Embora historicamente o Brasil tenha uma produção oscilante de histórias quadrinhos, tanto em quantidade de títulos quanto qualidade, curiosamente o gênero terror sempre foi muito forte dentro da nona arte. Desde os grandes clássicos das décadas de 1950 e 60 que revelaram verdadeiros mestres até as publicações independentes e fanzines, o terror sempre esteve presente nas produções brasileiras de HQs.
E confirmando essa tendência histórica a editora Draco lançou uma coleção especial organizada pelo editor Raphael Fernandes onde diversos autores são reunidos sobre um tema central. A estreia em 2015 contou com histórias dentro do universo de “O Rei Amarelo”, criado por Robert W. Chambers. A HQ foi um sucesso tão grande que conquistou o troféu HQ Mix de melhor publicação mix. No ano seguinte veio “O Despertar de Cthulhu” em Quadrinhos, o qual trataremos nesta resenha. E fechando a coleção de antologias foi lançado o último volume sobre os “Demônios da Goetia”, de MacGregor Mathers e Aleister Crowley.
O conceito da coleção está em reunir histórias em quadrinhos curtas de diversos autores sempre relacionadas ao universo criativo de algum grande ícone do gênero Terror. Outro aspecto que caracteriza os livros é a impressão em duotone, onde o P&B básico se funde com uma cor predominante em cada volume, amarelo no primeiro, verde no segundo e vermelho no último. O resultado é realmente interessante.

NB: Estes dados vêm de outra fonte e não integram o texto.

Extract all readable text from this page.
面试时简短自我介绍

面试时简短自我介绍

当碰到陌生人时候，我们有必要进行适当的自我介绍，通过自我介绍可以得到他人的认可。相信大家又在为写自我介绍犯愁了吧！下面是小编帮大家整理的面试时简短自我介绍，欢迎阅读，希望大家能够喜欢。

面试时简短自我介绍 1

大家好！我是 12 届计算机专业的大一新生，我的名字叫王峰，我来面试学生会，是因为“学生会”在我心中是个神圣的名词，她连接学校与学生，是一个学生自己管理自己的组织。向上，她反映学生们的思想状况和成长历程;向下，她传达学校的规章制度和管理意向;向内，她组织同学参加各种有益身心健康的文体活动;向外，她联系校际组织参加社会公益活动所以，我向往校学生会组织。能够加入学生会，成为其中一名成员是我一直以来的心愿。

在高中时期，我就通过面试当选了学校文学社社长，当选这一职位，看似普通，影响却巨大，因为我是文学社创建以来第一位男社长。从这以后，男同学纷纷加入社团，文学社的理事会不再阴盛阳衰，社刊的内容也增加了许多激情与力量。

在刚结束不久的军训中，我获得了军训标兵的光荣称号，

Em O Despertar de Cthulhu em Quadrinhos o tema central se foca no universo fantástico desenvolvido por H.P. Lovecraft, um dos maiores e mais influentes autores da literatura de terror de todos os tempos. Nascido na cidade de Providence, nos EUA, em 1890, suas produções que misturavam ficção, fantasia e terror foram publicadas originalmente ao longo das décadas de 1920 e 30. Os contos desse mestre eram solidamente embasados em deuses cósmicos ancestrais formado por entidades como Cthulhu, Azathoth, Nyarlathotep e Yog-Sothoth, além de outros elementos como a cidade mítica de R’lyeh e o livro maldito Necronomicon. Com isso seu universo se tornou tão amplo quanto rico, tornando-se objeto de desejo para diversas adaptações ao longo do tempo. É justamente aí que surje um problema, pois os livros de Lovecraft não possuem descrições detalhadas das criaturas, levando o terror muito mais ao nível psicológico do que gráfico. Portanto o cuidado ao produzir adaptações visuais, como quadrinhos e cinema, deve ser intenso.
Neste volume da coleção Draco temos 8 histórias em quadrinhos, algumas mais fiéis ao universo do criador, outras nem tanto. Devido à diversidade de adaptações entre os autores selecionados, vamos passar por cada HQ separadamente.
O Salmo do Sangue Antigo (Dudu Tavares)
Essa HQ é bastante fiel ao estilo de Lovecraft ao situar pessoas comuns diante de um universo muito mais amplo do que suas mentes poderiam conceber. A partir dessa premissa se inicia uma sucessão de insanidades terríveis. O interessante aqui é verificar que o terror levecraftiano funciona em diversas situações e tempos, que não o original do autor.
Os Tambores de Azatoth (Antonio Tadeu e LuCas Chewie)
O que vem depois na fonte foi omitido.